Elizabeth Warren’s candidacy is on the horizon.
That’s why I’m going through with that party next Saturday. That’s why I’m voting for Obama (while firmly holding my nose). I’m buying time.
3 thoughts on “The Highly Dispensable Nation (And Whom to Vote for in Two Weeks)”
Kudos again, Mike, for your eight point analysis~! I’m encouraged that many voices are coming through with your second point on foreign policy, “Terrorism’s causes are not at all mysterious and almost all are connected with U.S. foreign policy.”.
It seems to me that Libertarian Gary Johnson has the most succinct presentation of this important message. And as the minor candidate with the broadest ballot exposure from the largest and longest lived minor party, he has the most likely chance of having it heard. This, despite the recent exclusion by Amy Goodman at the recent 3rd party rehash of the Hofstra event. Ron Paul also made this point regularly, though he was booed in the South Carolina debate as he couched it as following the golden rule in foreign policy.
I have to wonder if I should be just as offended with Democracy Now’s exclusion of the Libertarian Party, as I am with the overall fraud of the system. Not even a mention of the additional candidate~! Was this on purpose~? Of the candidates broadly considered as leaning fiscally right, they chose the more extreme, and in my opinion, the less well presented.
Fair and Equal did I more responsible job last night with a four way debate, to be followed up on the 30th with an additional installment. https://www.youtube.com/watch?v=e0vE5CTTSFI
Virgil Goode did seem to set himself apart from the other three as contrary to a litany of populist positions shared by the other three.
While I wish you luck with your actions spurred from your hard decision, I am extremely skeptical that support for either biPartisan isn’t a very dangerous position. Obama’s actions of putting a Monsanto executive in charge of the FDA is a clear and present danger and threat to our society. And to support him, in spite of his execution of assassin/spy drones both foreign and domestic and his insistence on dictatorial powers of indefinite detentions may prove itself to be inexcusable.
I am constantly chided by mainstream folks that the choice is binary, and I’m wasting my time and vote. I have to point out the importance in realizing that it is a binary choice. It is either support a biPartisan pocket puppet of the money-lenders, Goldman-Sachs, or support someone more sensible. I pose the difficult question, Isn’t voting biPartisan a support for the overall fraud of our electoral system~? Fair and Equal’s Christina Tobin put it in terms of our elections being privatized into the hands of the two corporate backed parties.
Very good, Mike!

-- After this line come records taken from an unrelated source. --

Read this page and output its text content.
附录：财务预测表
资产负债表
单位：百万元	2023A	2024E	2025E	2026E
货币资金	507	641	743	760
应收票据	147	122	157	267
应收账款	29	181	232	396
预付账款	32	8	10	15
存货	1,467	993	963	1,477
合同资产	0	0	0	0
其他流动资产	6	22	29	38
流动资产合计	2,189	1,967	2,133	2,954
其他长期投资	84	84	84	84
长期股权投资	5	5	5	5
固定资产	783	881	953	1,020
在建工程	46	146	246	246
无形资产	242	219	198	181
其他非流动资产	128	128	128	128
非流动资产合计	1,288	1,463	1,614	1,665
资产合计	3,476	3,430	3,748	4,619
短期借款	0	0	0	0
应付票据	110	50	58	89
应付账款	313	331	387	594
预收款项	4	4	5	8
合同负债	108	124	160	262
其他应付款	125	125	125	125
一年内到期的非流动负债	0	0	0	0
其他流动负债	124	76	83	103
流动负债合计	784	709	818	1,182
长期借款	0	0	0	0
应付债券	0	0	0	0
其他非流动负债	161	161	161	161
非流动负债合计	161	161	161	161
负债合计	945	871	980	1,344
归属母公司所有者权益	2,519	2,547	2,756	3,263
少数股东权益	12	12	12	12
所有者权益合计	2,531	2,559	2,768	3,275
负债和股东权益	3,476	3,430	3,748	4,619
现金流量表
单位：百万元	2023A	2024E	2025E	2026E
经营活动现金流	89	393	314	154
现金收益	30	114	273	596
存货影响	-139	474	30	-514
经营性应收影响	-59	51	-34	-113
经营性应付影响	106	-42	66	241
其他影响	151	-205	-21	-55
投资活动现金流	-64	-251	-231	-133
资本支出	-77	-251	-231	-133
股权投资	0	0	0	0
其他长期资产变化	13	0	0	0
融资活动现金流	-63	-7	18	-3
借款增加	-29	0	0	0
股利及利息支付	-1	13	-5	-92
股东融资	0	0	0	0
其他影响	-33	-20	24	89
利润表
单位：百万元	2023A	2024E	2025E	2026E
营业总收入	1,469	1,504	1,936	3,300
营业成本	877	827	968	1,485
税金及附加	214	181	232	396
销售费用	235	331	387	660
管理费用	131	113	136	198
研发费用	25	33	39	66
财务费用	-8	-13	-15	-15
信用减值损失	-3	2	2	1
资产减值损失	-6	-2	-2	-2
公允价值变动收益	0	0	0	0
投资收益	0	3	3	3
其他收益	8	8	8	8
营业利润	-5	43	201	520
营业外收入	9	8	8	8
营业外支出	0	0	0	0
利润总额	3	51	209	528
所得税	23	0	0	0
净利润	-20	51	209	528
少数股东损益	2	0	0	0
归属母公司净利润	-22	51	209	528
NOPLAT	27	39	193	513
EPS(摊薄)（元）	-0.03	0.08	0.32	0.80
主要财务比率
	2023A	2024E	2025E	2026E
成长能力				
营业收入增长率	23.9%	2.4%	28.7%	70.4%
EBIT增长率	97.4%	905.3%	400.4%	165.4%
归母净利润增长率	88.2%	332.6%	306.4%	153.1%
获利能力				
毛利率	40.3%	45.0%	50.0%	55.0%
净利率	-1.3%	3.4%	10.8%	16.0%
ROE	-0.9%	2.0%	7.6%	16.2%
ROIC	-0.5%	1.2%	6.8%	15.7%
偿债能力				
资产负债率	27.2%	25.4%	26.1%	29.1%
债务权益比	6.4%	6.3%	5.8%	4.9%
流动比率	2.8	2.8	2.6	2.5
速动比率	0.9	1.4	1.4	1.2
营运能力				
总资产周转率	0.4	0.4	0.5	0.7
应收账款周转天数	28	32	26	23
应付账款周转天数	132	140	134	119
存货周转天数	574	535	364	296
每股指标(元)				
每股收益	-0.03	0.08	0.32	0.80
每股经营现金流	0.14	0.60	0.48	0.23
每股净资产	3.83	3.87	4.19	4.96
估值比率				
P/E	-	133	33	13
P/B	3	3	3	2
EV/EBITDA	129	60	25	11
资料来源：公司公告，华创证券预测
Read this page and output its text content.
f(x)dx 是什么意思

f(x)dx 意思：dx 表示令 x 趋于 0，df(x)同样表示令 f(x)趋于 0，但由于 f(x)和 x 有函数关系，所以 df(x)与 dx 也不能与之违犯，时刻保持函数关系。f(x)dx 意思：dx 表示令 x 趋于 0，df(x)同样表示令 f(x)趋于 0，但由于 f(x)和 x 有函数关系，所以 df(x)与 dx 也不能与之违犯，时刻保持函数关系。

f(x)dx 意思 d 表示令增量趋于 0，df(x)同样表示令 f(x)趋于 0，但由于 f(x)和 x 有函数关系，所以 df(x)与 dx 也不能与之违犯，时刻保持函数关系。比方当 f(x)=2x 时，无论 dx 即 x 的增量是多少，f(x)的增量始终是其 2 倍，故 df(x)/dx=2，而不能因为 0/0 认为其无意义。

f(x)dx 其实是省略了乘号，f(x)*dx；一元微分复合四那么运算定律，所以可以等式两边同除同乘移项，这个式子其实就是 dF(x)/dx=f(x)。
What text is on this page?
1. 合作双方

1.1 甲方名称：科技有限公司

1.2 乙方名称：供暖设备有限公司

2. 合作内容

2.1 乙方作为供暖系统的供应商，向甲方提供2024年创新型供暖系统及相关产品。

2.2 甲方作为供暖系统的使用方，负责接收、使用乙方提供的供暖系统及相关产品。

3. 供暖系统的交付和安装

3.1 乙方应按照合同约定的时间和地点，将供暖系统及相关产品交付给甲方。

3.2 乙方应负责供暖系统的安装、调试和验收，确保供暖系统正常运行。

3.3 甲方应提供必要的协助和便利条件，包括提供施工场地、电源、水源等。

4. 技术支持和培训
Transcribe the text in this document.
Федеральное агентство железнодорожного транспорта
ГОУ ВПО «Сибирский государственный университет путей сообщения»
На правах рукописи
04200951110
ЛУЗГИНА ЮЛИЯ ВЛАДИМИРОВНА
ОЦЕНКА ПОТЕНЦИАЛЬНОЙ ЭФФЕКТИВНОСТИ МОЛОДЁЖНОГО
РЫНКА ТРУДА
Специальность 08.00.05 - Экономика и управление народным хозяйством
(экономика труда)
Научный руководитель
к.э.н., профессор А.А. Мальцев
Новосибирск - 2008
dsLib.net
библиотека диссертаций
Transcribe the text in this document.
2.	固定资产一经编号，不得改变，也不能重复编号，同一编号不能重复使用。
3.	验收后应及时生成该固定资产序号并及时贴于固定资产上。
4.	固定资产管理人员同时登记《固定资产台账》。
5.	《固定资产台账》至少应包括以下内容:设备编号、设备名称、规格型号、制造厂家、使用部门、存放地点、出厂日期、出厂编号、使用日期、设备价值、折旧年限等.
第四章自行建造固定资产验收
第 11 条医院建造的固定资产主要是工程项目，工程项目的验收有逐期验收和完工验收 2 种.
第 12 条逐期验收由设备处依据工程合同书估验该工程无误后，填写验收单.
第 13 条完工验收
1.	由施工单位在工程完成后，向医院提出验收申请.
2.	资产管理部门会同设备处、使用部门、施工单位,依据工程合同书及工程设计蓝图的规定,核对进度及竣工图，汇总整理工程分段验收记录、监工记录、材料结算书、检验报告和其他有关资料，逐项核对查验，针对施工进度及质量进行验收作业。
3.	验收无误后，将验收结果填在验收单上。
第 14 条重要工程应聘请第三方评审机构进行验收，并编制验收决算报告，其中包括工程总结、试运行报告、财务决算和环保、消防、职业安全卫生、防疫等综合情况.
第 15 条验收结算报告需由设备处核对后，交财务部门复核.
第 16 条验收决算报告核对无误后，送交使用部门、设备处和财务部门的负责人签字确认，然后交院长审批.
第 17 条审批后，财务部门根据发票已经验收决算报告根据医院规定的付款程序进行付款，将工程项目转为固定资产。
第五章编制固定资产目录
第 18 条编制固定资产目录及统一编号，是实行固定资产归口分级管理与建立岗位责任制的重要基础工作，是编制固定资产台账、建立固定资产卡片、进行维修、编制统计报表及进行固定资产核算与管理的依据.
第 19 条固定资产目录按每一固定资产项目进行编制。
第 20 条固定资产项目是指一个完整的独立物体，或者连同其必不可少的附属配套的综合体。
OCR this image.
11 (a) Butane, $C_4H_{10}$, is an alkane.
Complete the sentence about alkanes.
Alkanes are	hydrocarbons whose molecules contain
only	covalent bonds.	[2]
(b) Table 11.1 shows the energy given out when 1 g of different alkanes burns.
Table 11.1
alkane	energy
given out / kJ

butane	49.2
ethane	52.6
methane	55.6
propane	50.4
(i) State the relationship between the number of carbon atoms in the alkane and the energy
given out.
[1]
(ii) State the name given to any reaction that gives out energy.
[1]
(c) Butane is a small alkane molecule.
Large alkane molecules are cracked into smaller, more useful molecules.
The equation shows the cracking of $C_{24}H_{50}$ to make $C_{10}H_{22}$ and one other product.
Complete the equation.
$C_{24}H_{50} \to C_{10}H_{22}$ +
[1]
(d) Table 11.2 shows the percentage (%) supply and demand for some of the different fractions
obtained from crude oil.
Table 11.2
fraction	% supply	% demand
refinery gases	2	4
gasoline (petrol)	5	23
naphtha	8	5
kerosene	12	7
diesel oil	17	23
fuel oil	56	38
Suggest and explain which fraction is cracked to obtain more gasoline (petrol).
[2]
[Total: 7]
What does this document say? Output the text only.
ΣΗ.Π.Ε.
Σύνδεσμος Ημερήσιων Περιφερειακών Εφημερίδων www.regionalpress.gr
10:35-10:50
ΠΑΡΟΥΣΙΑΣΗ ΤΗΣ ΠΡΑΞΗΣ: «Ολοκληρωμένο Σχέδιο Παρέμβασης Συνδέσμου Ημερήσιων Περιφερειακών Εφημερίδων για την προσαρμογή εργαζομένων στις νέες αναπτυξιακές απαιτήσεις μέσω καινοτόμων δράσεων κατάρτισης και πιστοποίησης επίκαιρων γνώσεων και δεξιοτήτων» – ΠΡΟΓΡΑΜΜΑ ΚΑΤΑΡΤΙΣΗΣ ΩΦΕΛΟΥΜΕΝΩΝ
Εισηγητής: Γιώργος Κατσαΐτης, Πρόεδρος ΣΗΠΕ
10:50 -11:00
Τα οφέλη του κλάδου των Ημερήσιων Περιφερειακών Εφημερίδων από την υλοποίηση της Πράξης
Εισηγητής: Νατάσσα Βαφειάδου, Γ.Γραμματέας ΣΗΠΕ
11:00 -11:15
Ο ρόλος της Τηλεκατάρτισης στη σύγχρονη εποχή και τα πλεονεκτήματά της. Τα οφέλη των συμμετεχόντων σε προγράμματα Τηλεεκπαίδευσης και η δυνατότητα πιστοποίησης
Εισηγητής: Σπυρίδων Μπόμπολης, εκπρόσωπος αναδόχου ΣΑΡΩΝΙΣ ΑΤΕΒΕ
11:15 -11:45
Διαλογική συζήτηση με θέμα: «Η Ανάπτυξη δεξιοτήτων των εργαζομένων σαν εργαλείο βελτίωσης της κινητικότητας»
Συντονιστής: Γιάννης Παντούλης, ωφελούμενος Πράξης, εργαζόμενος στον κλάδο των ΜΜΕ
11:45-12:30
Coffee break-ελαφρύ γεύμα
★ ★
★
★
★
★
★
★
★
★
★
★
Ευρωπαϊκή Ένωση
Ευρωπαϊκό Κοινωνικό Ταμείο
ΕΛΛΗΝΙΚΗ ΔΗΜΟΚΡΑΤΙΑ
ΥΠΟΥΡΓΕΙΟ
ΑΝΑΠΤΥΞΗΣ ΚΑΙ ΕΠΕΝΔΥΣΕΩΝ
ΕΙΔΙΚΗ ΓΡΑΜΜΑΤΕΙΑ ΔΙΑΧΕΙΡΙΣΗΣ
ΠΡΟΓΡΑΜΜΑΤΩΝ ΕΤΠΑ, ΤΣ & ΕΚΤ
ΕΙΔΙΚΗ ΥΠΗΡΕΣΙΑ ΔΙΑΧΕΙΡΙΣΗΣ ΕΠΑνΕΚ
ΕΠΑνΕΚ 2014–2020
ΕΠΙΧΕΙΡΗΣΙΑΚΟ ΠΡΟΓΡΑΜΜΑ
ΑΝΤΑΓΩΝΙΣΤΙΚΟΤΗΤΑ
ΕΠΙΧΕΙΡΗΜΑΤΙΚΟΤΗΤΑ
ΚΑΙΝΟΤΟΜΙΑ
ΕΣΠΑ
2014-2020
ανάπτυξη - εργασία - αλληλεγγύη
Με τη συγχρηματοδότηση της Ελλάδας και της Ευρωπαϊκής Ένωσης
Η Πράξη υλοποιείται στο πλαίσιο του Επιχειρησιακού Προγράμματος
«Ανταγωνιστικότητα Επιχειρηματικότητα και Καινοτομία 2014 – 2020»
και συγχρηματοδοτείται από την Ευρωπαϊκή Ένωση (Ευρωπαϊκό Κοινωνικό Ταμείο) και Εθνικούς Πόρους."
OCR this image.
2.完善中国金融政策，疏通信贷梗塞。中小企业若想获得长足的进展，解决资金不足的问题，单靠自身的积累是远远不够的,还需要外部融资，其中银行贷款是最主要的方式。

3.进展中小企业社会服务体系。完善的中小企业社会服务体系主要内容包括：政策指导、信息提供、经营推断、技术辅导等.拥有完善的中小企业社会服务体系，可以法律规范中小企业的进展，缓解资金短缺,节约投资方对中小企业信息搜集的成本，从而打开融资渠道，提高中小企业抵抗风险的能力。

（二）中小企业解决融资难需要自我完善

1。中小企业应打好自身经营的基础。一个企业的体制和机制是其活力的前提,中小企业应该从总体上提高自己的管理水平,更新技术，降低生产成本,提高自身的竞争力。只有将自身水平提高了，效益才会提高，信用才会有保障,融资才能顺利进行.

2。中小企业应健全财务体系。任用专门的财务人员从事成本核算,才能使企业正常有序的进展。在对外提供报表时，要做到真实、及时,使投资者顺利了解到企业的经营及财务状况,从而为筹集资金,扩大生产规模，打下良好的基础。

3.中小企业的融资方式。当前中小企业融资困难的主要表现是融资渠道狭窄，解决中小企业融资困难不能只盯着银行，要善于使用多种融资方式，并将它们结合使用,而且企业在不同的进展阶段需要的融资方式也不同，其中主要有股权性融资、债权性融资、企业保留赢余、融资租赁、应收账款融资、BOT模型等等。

Very clear and organized, as always. I appreciate (and agree wholehearted) with your insights. I definitely understand “Felix’s” objections, though, too. What a quandary!
Still, I will vote for Obama, though not very enthusiastically. Your last point about the “base” is the deciding factor for me!
Thanks, Peggy. It’s a quandry indeed. I’ve been so disappointed in Obama. However, I think I’ve been naive to hope for solutions to come from the top. As the progressive base, it’s up to us to apply pressure to these people who after all are just (cheap) politicians (as Rev. Wright put it about his former parishioner — “Just another cheap Chicago politician” he said).